Yesterday, we started off the week with a look at the error we often make in preaching, proclaiming, sharing the gospel: reliance on personal skill and/or clever methodology. Today, I imagine it’s no coincidence that my inbox would contain this post from Oswald Chambers:
(direct link: http://utmost.org/classic/the-concentration-of-spiritual-energy-classic/)
“But may it never be that I would boast, except in the cross of our Lord Jesus Christ, through which the world has been crucified to me, and I to the world. (Gal. 6:14)”

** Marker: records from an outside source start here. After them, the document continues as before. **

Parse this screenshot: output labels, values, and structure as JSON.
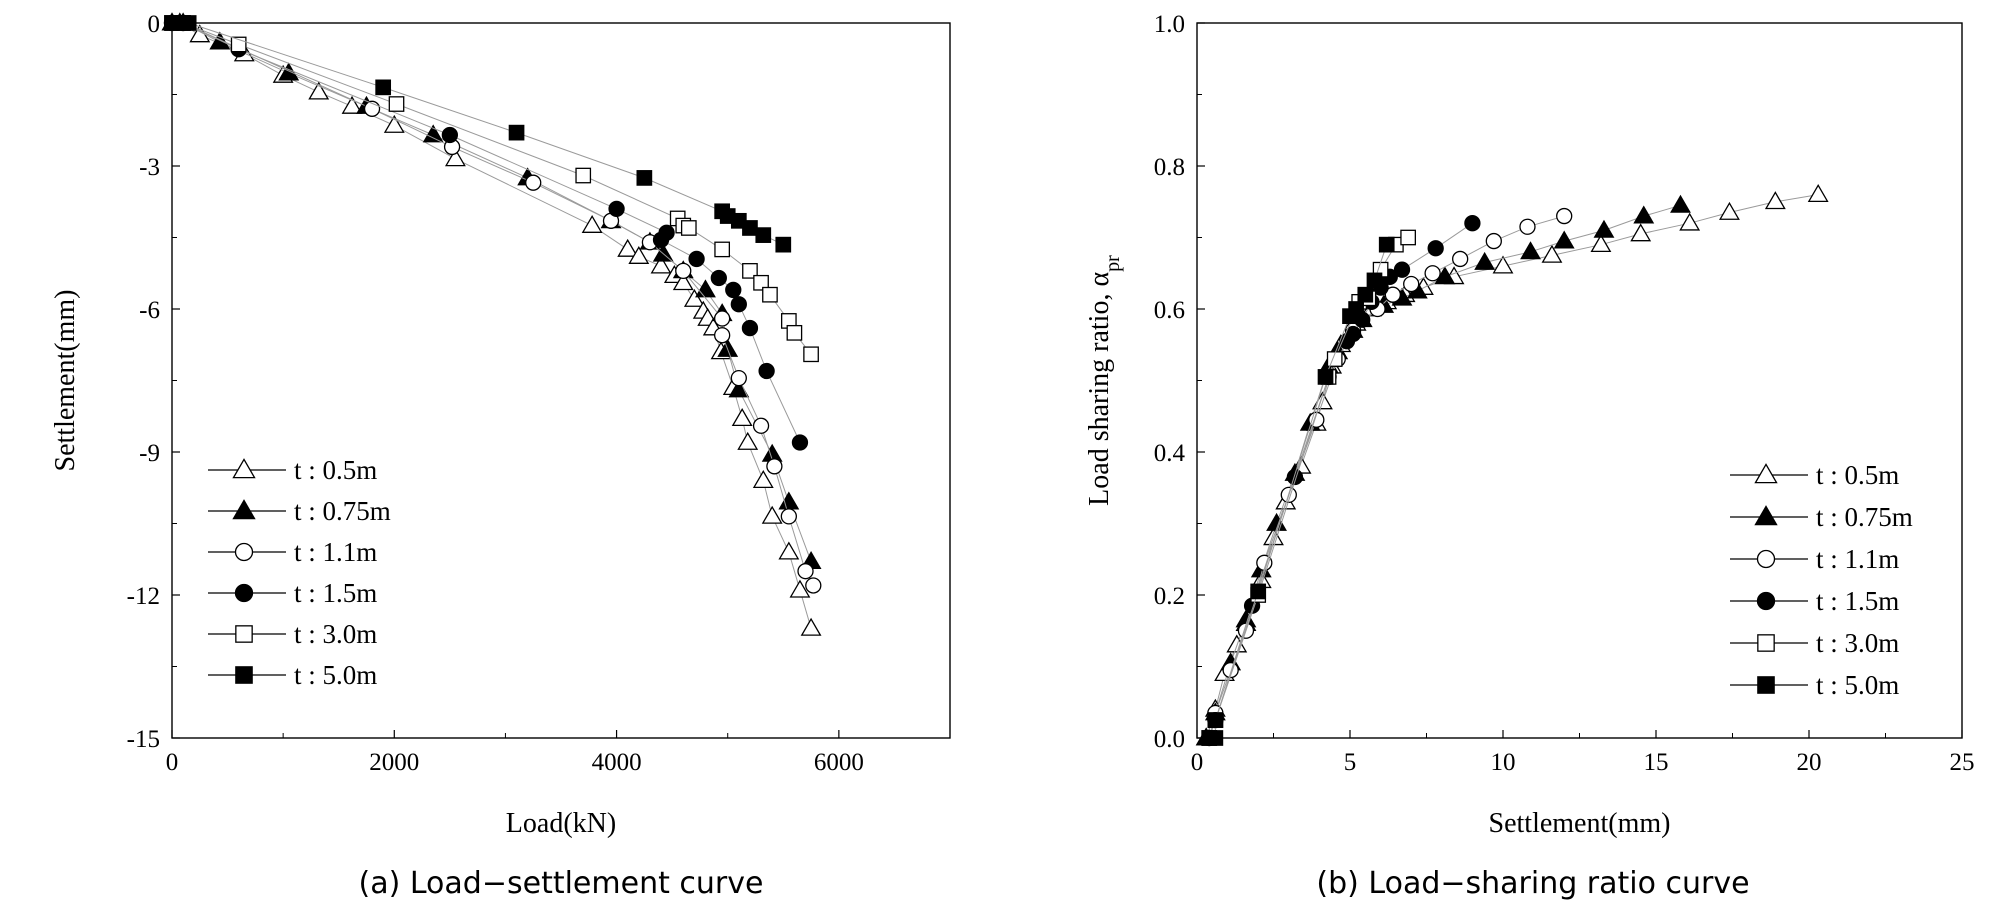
{
  "chart_data": [
    {
      "type": "scatter",
      "xlabel": "Load(kN)",
      "ylabel": "Settlement(mm)",
      "caption": "(a) Load−settlement curve",
      "xlim": [
        0,
        7000
      ],
      "ylim": [
        -15,
        0
      ],
      "xticks": [
        "0",
        "2000",
        "4000",
        "6000"
      ],
      "yticks": [
        "0",
        "-3",
        "-6",
        "-9",
        "-12",
        "-15"
      ],
      "legend_position": "bottom-left",
      "series": [
        {
          "name": "t : 0.5m",
          "marker": "triangle-open",
          "points": [
            [
              0,
              0
            ],
            [
              70,
              0
            ],
            [
              250,
              -0.25
            ],
            [
              650,
              -0.65
            ],
            [
              1000,
              -1.1
            ],
            [
              1320,
              -1.45
            ],
            [
              1620,
              -1.75
            ],
            [
              2000,
              -2.15
            ],
            [
              2550,
              -2.85
            ],
            [
              3780,
              -4.25
            ],
            [
              4100,
              -4.75
            ],
            [
              4200,
              -4.9
            ],
            [
              4400,
              -5.1
            ],
            [
              4520,
              -5.3
            ],
            [
              4600,
              -5.45
            ],
            [
              4700,
              -5.8
            ],
            [
              4780,
              -6.05
            ],
            [
              4820,
              -6.2
            ],
            [
              4870,
              -6.4
            ],
            [
              4940,
              -6.9
            ],
            [
              5050,
              -7.65
            ],
            [
              5130,
              -8.3
            ],
            [
              5180,
              -8.8
            ],
            [
              5320,
              -9.6
            ],
            [
              5400,
              -10.35
            ],
            [
              5550,
              -11.1
            ],
            [
              5650,
              -11.9
            ],
            [
              5750,
              -12.7
            ]
          ]
        },
        {
          "name": "t : 0.75m",
          "marker": "triangle-filled",
          "points": [
            [
              0,
              0
            ],
            [
              100,
              0
            ],
            [
              430,
              -0.4
            ],
            [
              1050,
              -1.05
            ],
            [
              1750,
              -1.75
            ],
            [
              2350,
              -2.35
            ],
            [
              3200,
              -3.25
            ],
            [
              3950,
              -4.15
            ],
            [
              4300,
              -4.6
            ],
            [
              4420,
              -4.85
            ],
            [
              4600,
              -5.2
            ],
            [
              4800,
              -5.6
            ],
            [
              4950,
              -6.1
            ],
            [
              5000,
              -6.85
            ],
            [
              5100,
              -7.7
            ],
            [
              5400,
              -9.05
            ],
            [
              5550,
              -10.05
            ],
            [
              5750,
              -11.3
            ]
          ]
        },
        {
          "name": "t : 1.1m",
          "marker": "circle-open",
          "points": [
            [
              0,
              0
            ],
            [
              100,
              0
            ],
            [
              1800,
              -1.8
            ],
            [
              2520,
              -2.6
            ],
            [
              3250,
              -3.35
            ],
            [
              3950,
              -4.15
            ],
            [
              4300,
              -4.6
            ],
            [
              4600,
              -5.2
            ],
            [
              4950,
              -6.2
            ],
            [
              4950,
              -6.55
            ],
            [
              5100,
              -7.45
            ],
            [
              5300,
              -8.45
            ],
            [
              5420,
              -9.3
            ],
            [
              5550,
              -10.35
            ],
            [
              5700,
              -11.5
            ],
            [
              5770,
              -11.8
            ]
          ]
        },
        {
          "name": "t : 1.5m",
          "marker": "circle-filled",
          "points": [
            [
              0,
              0
            ],
            [
              100,
              0
            ],
            [
              600,
              -0.55
            ],
            [
              2500,
              -2.35
            ],
            [
              4000,
              -3.9
            ],
            [
              4450,
              -4.4
            ],
            [
              4400,
              -4.55
            ],
            [
              4720,
              -4.95
            ],
            [
              4920,
              -5.35
            ],
            [
              5050,
              -5.6
            ],
            [
              5100,
              -5.9
            ],
            [
              5200,
              -6.4
            ],
            [
              5350,
              -7.3
            ],
            [
              5650,
              -8.8
            ]
          ]
        },
        {
          "name": "t : 3.0m",
          "marker": "square-open",
          "points": [
            [
              0,
              0
            ],
            [
              100,
              0
            ],
            [
              600,
              -0.45
            ],
            [
              2020,
              -1.7
            ],
            [
              3700,
              -3.2
            ],
            [
              4550,
              -4.1
            ],
            [
              4600,
              -4.25
            ],
            [
              4650,
              -4.3
            ],
            [
              4950,
              -4.75
            ],
            [
              5200,
              -5.2
            ],
            [
              5300,
              -5.45
            ],
            [
              5380,
              -5.7
            ],
            [
              5550,
              -6.25
            ],
            [
              5600,
              -6.5
            ],
            [
              5750,
              -6.95
            ]
          ]
        },
        {
          "name": "t : 5.0m",
          "marker": "square-filled",
          "points": [
            [
              0,
              0
            ],
            [
              100,
              0
            ],
            [
              150,
              0
            ],
            [
              1900,
              -1.35
            ],
            [
              3100,
              -2.3
            ],
            [
              4250,
              -3.25
            ],
            [
              4950,
              -3.95
            ],
            [
              5000,
              -4.05
            ],
            [
              5100,
              -4.15
            ],
            [
              5200,
              -4.3
            ],
            [
              5320,
              -4.45
            ],
            [
              5500,
              -4.65
            ]
          ]
        }
      ]
    },
    {
      "type": "scatter",
      "xlabel": "Settlement(mm)",
      "ylabel": "Load sharing ratio, α",
      "ylabel_subscript": "pr",
      "caption": "(b) Load−sharing ratio curve",
      "xlim": [
        0,
        25
      ],
      "ylim": [
        0,
        1.0
      ],
      "xticks": [
        "0",
        "5",
        "10",
        "15",
        "20",
        "25"
      ],
      "yticks": [
        "0.0",
        "0.2",
        "0.4",
        "0.6",
        "0.8",
        "1.0"
      ],
      "legend_position": "bottom-right",
      "series": [
        {
          "name": "t : 0.5m",
          "marker": "triangle-open",
          "points": [
            [
              0.3,
              0
            ],
            [
              0.6,
              0.04
            ],
            [
              0.9,
              0.09
            ],
            [
              1.3,
              0.13
            ],
            [
              1.6,
              0.16
            ],
            [
              2.1,
              0.22
            ],
            [
              2.5,
              0.28
            ],
            [
              2.9,
              0.33
            ],
            [
              3.4,
              0.38
            ],
            [
              3.9,
              0.44
            ],
            [
              4.1,
              0.47
            ],
            [
              4.4,
              0.52
            ],
            [
              4.7,
              0.55
            ],
            [
              5.2,
              0.58
            ],
            [
              5.7,
              0.6
            ],
            [
              6.2,
              0.61
            ],
            [
              6.8,
              0.62
            ],
            [
              7.4,
              0.63
            ],
            [
              8.4,
              0.645
            ],
            [
              10.0,
              0.66
            ],
            [
              11.6,
              0.675
            ],
            [
              13.2,
              0.69
            ],
            [
              14.5,
              0.705
            ],
            [
              16.1,
              0.72
            ],
            [
              17.4,
              0.735
            ],
            [
              18.9,
              0.75
            ],
            [
              20.3,
              0.76
            ]
          ]
        },
        {
          "name": "t : 0.75m",
          "marker": "triangle-filled",
          "points": [
            [
              0.3,
              0
            ],
            [
              0.6,
              0.035
            ],
            [
              1.1,
              0.105
            ],
            [
              1.6,
              0.165
            ],
            [
              2.1,
              0.235
            ],
            [
              2.6,
              0.3
            ],
            [
              3.2,
              0.37
            ],
            [
              3.7,
              0.44
            ],
            [
              4.3,
              0.52
            ],
            [
              4.6,
              0.54
            ],
            [
              5.1,
              0.57
            ],
            [
              5.4,
              0.585
            ],
            [
              6.1,
              0.605
            ],
            [
              6.7,
              0.615
            ],
            [
              7.2,
              0.625
            ],
            [
              8.1,
              0.645
            ],
            [
              9.4,
              0.665
            ],
            [
              10.9,
              0.68
            ],
            [
              12.0,
              0.695
            ],
            [
              13.3,
              0.71
            ],
            [
              14.6,
              0.73
            ],
            [
              15.8,
              0.745
            ]
          ]
        },
        {
          "name": "t : 1.1m",
          "marker": "circle-open",
          "points": [
            [
              0.4,
              0
            ],
            [
              0.6,
              0.035
            ],
            [
              1.1,
              0.095
            ],
            [
              1.6,
              0.15
            ],
            [
              2.2,
              0.245
            ],
            [
              3.0,
              0.34
            ],
            [
              3.9,
              0.445
            ],
            [
              4.6,
              0.53
            ],
            [
              5.1,
              0.57
            ],
            [
              5.9,
              0.6
            ],
            [
              6.4,
              0.62
            ],
            [
              7.0,
              0.635
            ],
            [
              7.7,
              0.65
            ],
            [
              8.6,
              0.67
            ],
            [
              9.7,
              0.695
            ],
            [
              10.8,
              0.715
            ],
            [
              12.0,
              0.73
            ]
          ]
        },
        {
          "name": "t : 1.5m",
          "marker": "circle-filled",
          "points": [
            [
              0.4,
              0
            ],
            [
              0.6,
              0.025
            ],
            [
              1.8,
              0.185
            ],
            [
              3.2,
              0.365
            ],
            [
              4.3,
              0.505
            ],
            [
              4.9,
              0.555
            ],
            [
              5.1,
              0.565
            ],
            [
              5.4,
              0.585
            ],
            [
              5.7,
              0.61
            ],
            [
              6.0,
              0.63
            ],
            [
              6.3,
              0.645
            ],
            [
              6.7,
              0.655
            ],
            [
              7.8,
              0.685
            ],
            [
              9.0,
              0.72
            ]
          ]
        },
        {
          "name": "t : 3.0m",
          "marker": "square-open",
          "points": [
            [
              0.4,
              0
            ],
            [
              0.6,
              0.025
            ],
            [
              2.0,
              0.2
            ],
            [
              4.3,
              0.505
            ],
            [
              4.5,
              0.53
            ],
            [
              5.3,
              0.61
            ],
            [
              5.6,
              0.615
            ],
            [
              6.0,
              0.655
            ],
            [
              6.5,
              0.69
            ],
            [
              6.9,
              0.7
            ]
          ]
        },
        {
          "name": "t : 5.0m",
          "marker": "square-filled",
          "points": [
            [
              0.4,
              0
            ],
            [
              0.6,
              0
            ],
            [
              0.6,
              0.025
            ],
            [
              2.0,
              0.205
            ],
            [
              4.2,
              0.505
            ],
            [
              5.0,
              0.59
            ],
            [
              5.2,
              0.6
            ],
            [
              5.5,
              0.62
            ],
            [
              5.8,
              0.64
            ],
            [
              6.2,
              0.69
            ]
          ]
        }
      ]
    }
  ]
}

If you want to know the power of God (that is, the resurrection life of Jesus) in your human flesh, you must dwell on the tragedy of God. Break away from your personal concern over your own spiritual condition, and with a completely open spirit consider the tragedy of God. Instantly the power of God will be in you. “Look to Me. . .” (Isaiah 45:22). Pay attention to the external Source and the internal power will be there. We lose power because we don’t focus on the right thing. The effect of the Cross is salvation, sanctification, healing, etc., but we are not to preach any of these. We are to preach “Jesus Christ and Him crucified” (1 Corinthians 2:2). The proclaiming of Jesus will do its own work. Concentrate on God’s focal point in your preaching, and even if your listeners seem to pay it no attention, they will never be the same again. If I share my own words, they are of no more importance than your words are to me. But if we share the truth of God with one another, we will encounter it again and again. We have to focus on the great point of spiritual power— the Cross. If we stay in contact with that center of power, its energy is released in our lives. In holiness movements and spiritual experience meetings, the focus tends to be put not on the Cross of Christ but on the effects of the Cross.
The feebleness of the church is being criticized today, and the criticism is justified. One reason for the feebleness is that there has not been this focus on the true center of spiritual power. We have not dwelt enough on the tragedy of Calvary or on the meaning of redemption.